What might the relevance be to law firms and the Transatlantic Elite in particular? For the eight years prior to 2008, global firms benefited from a benign macro environment with high demand, limited supply of legal talent, ­tolerance for annual rate increases and rapid globalisation fuelled by easy credit availability.

Law firm leaders at this elite level have come to realise that the period they now nostalgically refer to as the ‘golden age of law firm profitability’ has come to a crashing halt and they will be growing profits far differently in the future.

They have also come to see that, when they enjoyed the ‘easy life’ described above, they failed to apply rigour to the problems that were evident in their business models. In Buddhist terms, they suffered from ‘lazy minds’.

What a difference a year makes. Better put, what a difference a day makes: 15 September, 2008 – the day Lehman died. The old rules died as well.
No longer can law firms expect annual rate increases at historic levels. No longer is 5 per cent growth in demand a certainty. No longer will clients accept inefficient delivery of legal services. And, no longer is the billable hour model the only game in town.

Not only have the rules changed but conventional wisdom has done a 180 degree turn.

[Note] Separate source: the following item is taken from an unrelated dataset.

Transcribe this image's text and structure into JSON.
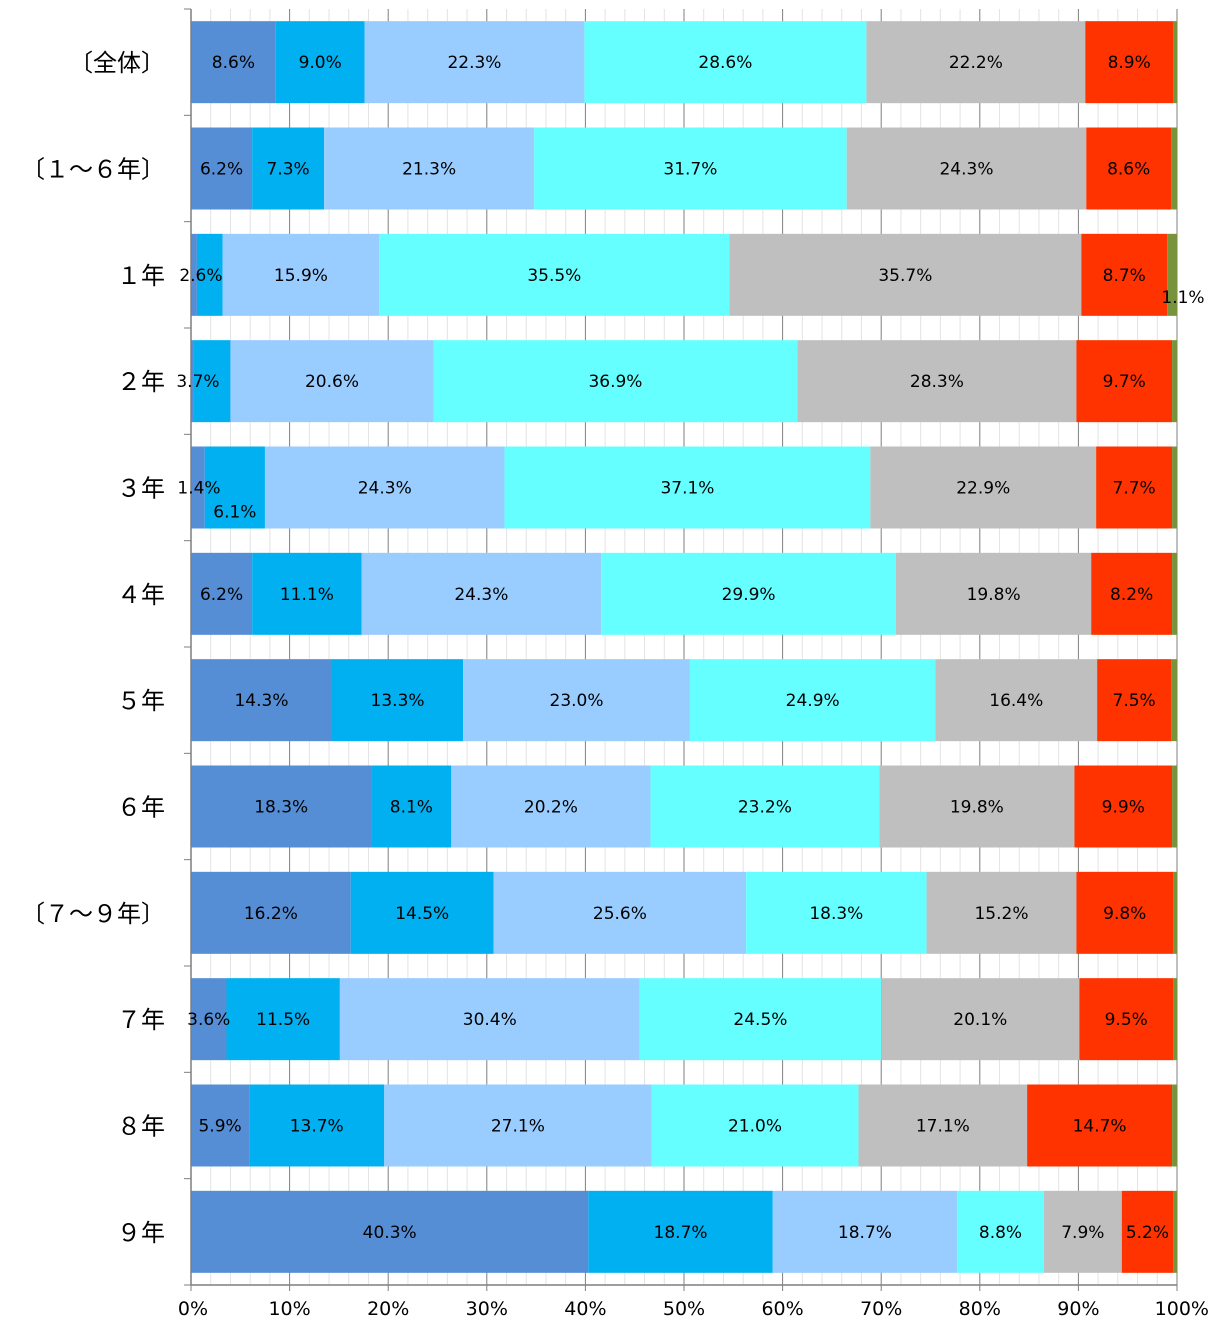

According to a study of 140 US firms in 2000-07 and the ‘Flash Report’ on 2008 produced by Citi Private Bank’s Law Firm Group, during 2000-07, global firms ­outperformed the industry. Firms with leverage in the US grew ­profits at a fast pace. Firms with broad and deep footprints and infrastructures were seen as the places to be. These characteristics describe the Transatlantic Elite.

But in the 2008 post-golden age world, these trends were reversed. And this will most likely recur in 2009.

My sense is that the UK firms in the Transatlantic Elite have been harder hit than their US counterparts. The former have greater reliance on financial ­services and lack meaningful ­litigation practices to cushion the drop in transactional work. And exchange rates have not helped.

But UK firms have acted the quickest. They have right-sized at all levels (associates, staff, partners) and begun thinking of more efficient ways to serve clients. I fear US firms have been frozen by their past successes and fear of being the ‘first mover’.

So what will the post-golden age look like? Firms will build cheaper and more flexible ‘accordion’ ­leverage through the use of ­temporary attorneys; they will employ MBAs to price out fixed-fee alternatives, providing greater certainty to their clients; and they will build a cadre of professionals with project ­management skills to design the most efficient processes for ­delivery of legal services.

Firms will determine the cheapest locations in which to produce work and pass along part of the savings to their clients.

Associate compensation will be overhauled so that the variable component makes up a higher proportion of total compensation, salary increases will not be a given and bonuses will no longer be lockstep but performance-driven.

These are but a few of the changes the industry must ­implement to have any chance of returning to double-digit profit per equity partner growth.

UK firms have started down this path. Will the US follow?